Here, contrary to defendant's contention, plaintiff's failure to seek a default judgment within one year of defendant's default is excusable under the facts of this case. With respect to "whether plaintiff established that [she] had a potentially meritorious claim" (U.S. Bank, N.A., 187 AD3d at 1651), we note that defendant failed to submit a sufficient record for us to review that issue, and defendant, " 'as the appellant, . . . must suffer the consequences' of submitting an incomplete record" (Matter of Rodriguez v Ward, 43 AD3d 640, 641 [4th Dept 2007]; see Curto v Zittel's Dairy Farm, 106 AD3d 1482, 1484 [4th Dept 2013]).

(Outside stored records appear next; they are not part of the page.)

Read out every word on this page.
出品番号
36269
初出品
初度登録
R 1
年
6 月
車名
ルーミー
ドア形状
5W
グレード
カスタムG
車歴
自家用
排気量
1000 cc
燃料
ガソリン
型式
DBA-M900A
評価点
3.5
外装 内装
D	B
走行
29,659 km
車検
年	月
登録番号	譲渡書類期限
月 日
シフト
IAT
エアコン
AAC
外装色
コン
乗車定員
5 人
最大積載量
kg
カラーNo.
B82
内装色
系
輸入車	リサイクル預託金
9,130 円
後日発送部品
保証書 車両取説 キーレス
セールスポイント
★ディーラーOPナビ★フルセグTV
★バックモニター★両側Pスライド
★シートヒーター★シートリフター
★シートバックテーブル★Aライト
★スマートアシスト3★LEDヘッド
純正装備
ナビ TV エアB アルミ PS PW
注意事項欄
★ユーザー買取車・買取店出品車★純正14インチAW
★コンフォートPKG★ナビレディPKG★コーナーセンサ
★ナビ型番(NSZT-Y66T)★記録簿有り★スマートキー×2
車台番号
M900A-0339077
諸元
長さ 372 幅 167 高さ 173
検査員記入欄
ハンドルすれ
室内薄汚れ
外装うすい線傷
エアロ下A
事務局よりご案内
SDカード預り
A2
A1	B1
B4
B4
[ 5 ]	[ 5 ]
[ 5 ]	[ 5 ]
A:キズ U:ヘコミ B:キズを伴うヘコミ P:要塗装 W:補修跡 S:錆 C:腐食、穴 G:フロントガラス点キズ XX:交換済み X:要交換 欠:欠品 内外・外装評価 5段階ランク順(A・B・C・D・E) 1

With respect to the issue of service, we conclude that the court erred in denying defendant's motion without first holding a hearing. Although defendant does not dispute that plaintiff's attorney served the summons and complaint on defendant's then-attorney, he contends that he had not designated the attorney to accept service (see CPLR 308 [3]; see generally Broman v Stern, 172 AD2d 475, 476 [2d Dept 1991]; Skyline Agency v Coppotelli, Inc., 117 AD2d 135, 148 [2d Dept 1986]) and denies that he was personally present at the time of service (see CPLR 308 [1]; Manocchio v Narain, 144 AD2d 1022, 1022 [4th Dept 1988]; see generally Espy v Giorlando, 85 AD2d 652, 652-653 [2d Dept 1981], affd 56 NY2d 640 [1982]). In addition, there is an issue of fact whether defendant's attorney reached an agreement with plaintiff's attorney pursuant to which he would not raise any challenges to service of the complaint.

We conclude that "defendant's submissions raised a genuine question on the issue whether service was properly effected" (Garvey v Global Asset Mgt. Solutions, Inc., 192 AD3d 1597, 1598 [4th Dept 2021] [internal quotation marks omitted]; see generally Cach, LLC v Ryan, 158 AD3d 1193, 1194-1195 [4th Dept 2018]) and the issue whether defendant waived his challenge to a defect in service (see Midamerica Fed. Sav. Bank v Gaon, 242 AD2d 610, 611 [2d Dept 1997]; see generally Matter of Fry v Village of Tarrytown, 89 NY2d 714, 718-721 [1997]). We further conclude that, because resolution of those issues "turns upon a question of credibility, a hearing should be held" (Rosemark Contrs., Inc. v Ness, 149 AD3d 1115, 1116 [2d Dept 2017]; see generally Hallston Manor Farm, LLC v Andrew, 60 AD3d 1330, 1331 [4th Dept 2009]).

We therefore modify the order accordingly, and we remit the matter to Supreme Court for a hearing on the issue of service, a new determination of defendant's motion to dismiss under CPLR 306-b, and, if necessary, a determination on plaintiff's cross motion seeking an extension of time for service.